In particular, Goldblatt documented the people, landscapes and industry of the Witwatersrand, the resource-rich area in which he grew up and lived, where the local economy was based chiefly on mining. Equal parts artist and documentarian, Goldblatt was known for his practice of attaching extensive captions to his photographs, which almost always identify the subject, place, and time in which the image was taken. These titles often play a vital role in exposing the visible and invisible forces through which the country’s policies of extreme racism and segregation shaped the dynamics of life, especially along axes of gender, labor, identity, and freedom of movement. Beyond endowing his images with documentary power, Goldblatt’s titles also dignify the people and places he photographs.

In 1989, Goldblatt founded the Market Photography Workshop, a training institution in Johannesburg, for aspiring photographers. In 1998 he was the first South African to have a solo exhibition at the Museum of Modern Art in New York. The Goldblatt Archive is held by Yale University, in New Haven, Connecticut.

In 2001, a retrospective of his work, ‘David Goldblatt Fifty-One Years’ began a tour of galleries and museums. He was one of the few South African artists to exhibit at Documenta 11 (2002) and Documenta 12 (2007) in Kassel, Germany. A more recent retrospective includes, ‘David Goldblatt: No Ulterior Motive at the AIC’ (2018), which is now touring. This major traveling retrospective exhibition spans the seven decades of this South African photographer’s career, from the 1950s to the 2010s, demonstrating Goldblatt’s commitment to showing the realities of daily life in his country.
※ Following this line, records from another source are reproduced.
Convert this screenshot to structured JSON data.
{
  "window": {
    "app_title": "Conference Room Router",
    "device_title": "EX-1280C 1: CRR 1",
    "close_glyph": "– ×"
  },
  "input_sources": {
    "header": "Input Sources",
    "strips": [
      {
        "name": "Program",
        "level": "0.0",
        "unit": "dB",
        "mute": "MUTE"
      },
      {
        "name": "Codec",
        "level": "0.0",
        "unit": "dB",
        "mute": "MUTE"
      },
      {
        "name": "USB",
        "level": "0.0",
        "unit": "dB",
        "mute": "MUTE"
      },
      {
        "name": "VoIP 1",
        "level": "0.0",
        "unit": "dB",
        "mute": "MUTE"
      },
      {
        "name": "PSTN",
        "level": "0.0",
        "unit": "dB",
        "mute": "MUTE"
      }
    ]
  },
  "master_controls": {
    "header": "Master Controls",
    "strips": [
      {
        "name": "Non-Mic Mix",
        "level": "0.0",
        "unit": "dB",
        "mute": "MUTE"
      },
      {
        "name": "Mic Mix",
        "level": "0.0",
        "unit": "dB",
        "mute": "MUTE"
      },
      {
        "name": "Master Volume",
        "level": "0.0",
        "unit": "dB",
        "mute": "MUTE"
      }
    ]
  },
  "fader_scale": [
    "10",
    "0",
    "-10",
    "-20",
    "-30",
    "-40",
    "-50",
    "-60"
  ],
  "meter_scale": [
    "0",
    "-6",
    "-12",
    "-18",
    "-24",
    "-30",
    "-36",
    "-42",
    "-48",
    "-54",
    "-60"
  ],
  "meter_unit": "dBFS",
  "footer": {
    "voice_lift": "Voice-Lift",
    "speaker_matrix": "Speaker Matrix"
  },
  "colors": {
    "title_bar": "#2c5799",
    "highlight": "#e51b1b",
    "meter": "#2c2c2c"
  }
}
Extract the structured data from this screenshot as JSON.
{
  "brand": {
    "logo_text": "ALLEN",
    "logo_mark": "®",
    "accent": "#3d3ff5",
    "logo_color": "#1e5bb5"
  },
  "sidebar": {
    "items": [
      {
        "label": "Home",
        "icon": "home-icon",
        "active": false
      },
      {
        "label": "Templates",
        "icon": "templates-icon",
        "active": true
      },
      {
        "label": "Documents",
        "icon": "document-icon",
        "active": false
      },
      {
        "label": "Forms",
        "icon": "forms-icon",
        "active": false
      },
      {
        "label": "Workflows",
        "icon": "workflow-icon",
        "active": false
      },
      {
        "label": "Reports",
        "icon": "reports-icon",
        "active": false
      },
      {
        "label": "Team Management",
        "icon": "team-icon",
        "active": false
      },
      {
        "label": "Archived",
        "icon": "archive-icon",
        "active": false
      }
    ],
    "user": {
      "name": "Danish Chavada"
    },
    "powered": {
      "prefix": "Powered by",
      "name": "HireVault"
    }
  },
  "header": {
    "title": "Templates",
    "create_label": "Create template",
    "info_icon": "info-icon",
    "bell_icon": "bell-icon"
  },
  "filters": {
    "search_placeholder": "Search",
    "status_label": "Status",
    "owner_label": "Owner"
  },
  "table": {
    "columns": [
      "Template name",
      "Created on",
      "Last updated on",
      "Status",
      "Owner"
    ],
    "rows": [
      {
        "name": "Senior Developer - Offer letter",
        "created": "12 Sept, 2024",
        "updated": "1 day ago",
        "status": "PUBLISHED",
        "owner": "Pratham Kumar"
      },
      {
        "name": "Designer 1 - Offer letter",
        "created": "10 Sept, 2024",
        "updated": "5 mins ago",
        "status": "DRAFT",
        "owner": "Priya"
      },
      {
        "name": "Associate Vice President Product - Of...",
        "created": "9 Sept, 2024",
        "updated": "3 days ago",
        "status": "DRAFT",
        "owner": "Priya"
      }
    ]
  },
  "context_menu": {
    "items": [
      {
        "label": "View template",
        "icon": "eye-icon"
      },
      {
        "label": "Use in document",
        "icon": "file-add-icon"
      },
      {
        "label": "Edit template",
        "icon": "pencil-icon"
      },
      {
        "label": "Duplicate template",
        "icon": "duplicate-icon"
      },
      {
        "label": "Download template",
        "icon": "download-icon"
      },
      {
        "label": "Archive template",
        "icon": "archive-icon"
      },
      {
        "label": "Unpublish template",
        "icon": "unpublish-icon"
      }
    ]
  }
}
The exhibition and accompanying publication bring together roughly 150 works by Goldblatt from the collections of the Yale University Art Gallery and the Art Institute of Chicago—two major Goldblatt repositories—including his early black-and-white photography and his post-apartheid, large-format color photography.

Goldblatt was the recipient of the 2006 Hasselblad award, the 2009 Henri Cartier-Bresson Award, the 2013 ICP Infinity Award and in 2016, he was awarded the Commandeur des Arts et des Lettres by the Ministry of Culture of France.

Other notable group exhibitions and biennales include: ILLUMInations at the 54th Venice Biennale in 2011, South Africa in Apartheid and After, San Francisco Museum of Modern Art (2013); Everything Was Moving: Photography from the 60s and 70s, Barbican Centre, London (2012). He also exhibited at the Jewish Museum (2010); and the New Museum (2009), both in New York.

Selected key collections include: Museum of Modern Art (MoMA), New York; Metropolitan Museum of Art, New York; San Francisco Museum of Modern Art (SFMOMA); Tate Modern, London; Victoria and Albert Museum, London; Centre Pompidou, Paris; The J. Paul Getty; Museum, Los Angeles; National Gallery of Art, Washington, D.C.; Art Institute of Chicago; The Israel Museum, Jerusalem; Huis Marseille, Museum for Photography, Amsterdam; The Museum of Fine Arts, Houston; The Nelson-Atkins Museum of Art, Kansas City; The Walther Collection, Neu-Ulm, Germany and New York; National Gallery of Australia, Canberra; Stedelijk Museum, Amsterdam; Fotomuseum Winterthur, Switzerland; Yale University Art Gallery, New Haven; Johannesburg Art Gallery, South Africa; Iziko South African National Gallery, Cape Town; Art Gallery of New South Wales, Sydney; Princeton University Art Museum, Princeton; Moderna Museet, Stockholm; Museum Folkwang, Essen; Musée de l’Élysée, Lausanne; Carnegie Museum of Art, Pittsburgh; Museo Nacional Centro de Arte Reina Sofía, Madrid; Los Angeles County Museum of Art, Los Angeles.